For small organisations that see value in data but are worried about getting it all wrong, then some kind of out-sourced data management architecture may provide a solution. Or there’s social media, says Pryke: “Some organisations have decided it’s best just to delete their database and communicate with people via Facebook or other social media platforms.”
Jonny Murch, chief executive of data-driven communications agency REDTORCH, says his company is a long way down the road of GDPR compliance. His assessment is that “it is not an overnight job. It takes a while to gain a full understanding of what it involves and the areas of the business it touches. One of the biggest challenges has been developing a system of accountability so that we are able to demonstrate compliance to our clients. Everyone from the top down needs to be aware of GDPR – so you have to think about how you store any personal data, who can access it and you need to have an audit trail of data processing activities.”
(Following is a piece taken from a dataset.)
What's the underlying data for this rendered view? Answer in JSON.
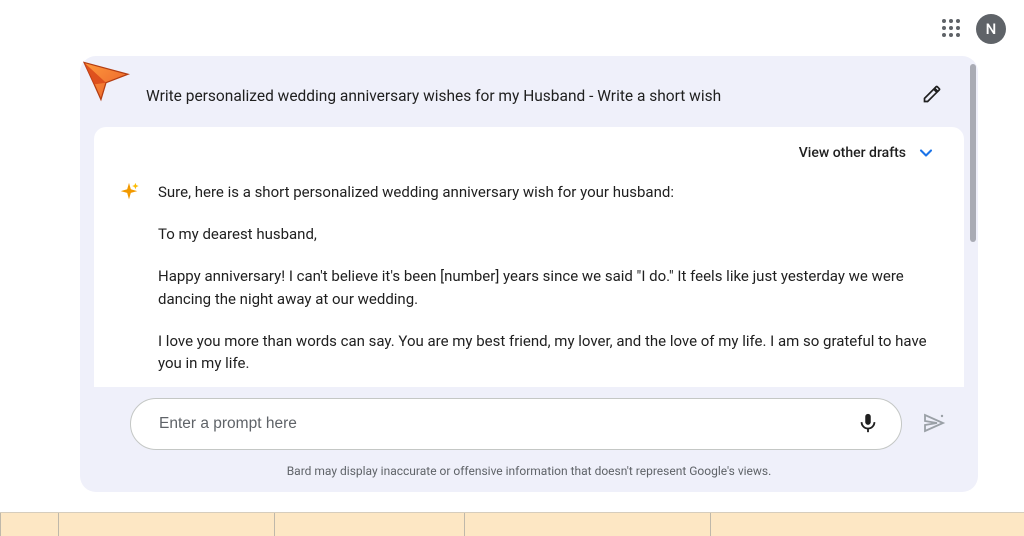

While the switch has involved labour-intensive activities such as reissuing GDPR-compliant contracts to clients, Murch’s view is that the result is “greater data integrity, which everyone will benefit from. There is still some ambiguity that won’t be resolved until the rules come into force. But having been through this process once, we won’t have to think about it in the same way again – the aim is to build it into our culture.”
For brands like Man United, Murch believes GDPR will open the way for more creative data-based marketing. Andy Westlake, founder of Andy Westlake Consulting and chairman of the European Sponsorship Association, shares this positive view on GDPR, arguing that the end result should be richer, more usable data says: “ESA has held sessions on this subject and one of the points we’re keen to stress is that GDPR might lead to more trusted, relevant and inspiring communications. If the quality of data is better, there’s an opportunity for sports marketers to create engaging user experiences.”
Westlake’s advice in terms of understanding GDPR is to start with lawyers: “They’re the gatekeepers, the ones that know how to translate the official guidance. And there are plenty of them that are able to explain the complexities of GDPR.”
At very least, adds Pryke, GDPR is an opportunity to tidy up data management, “getting rid of all of that legacy paperwork which is administratively cumbersome and insecure.”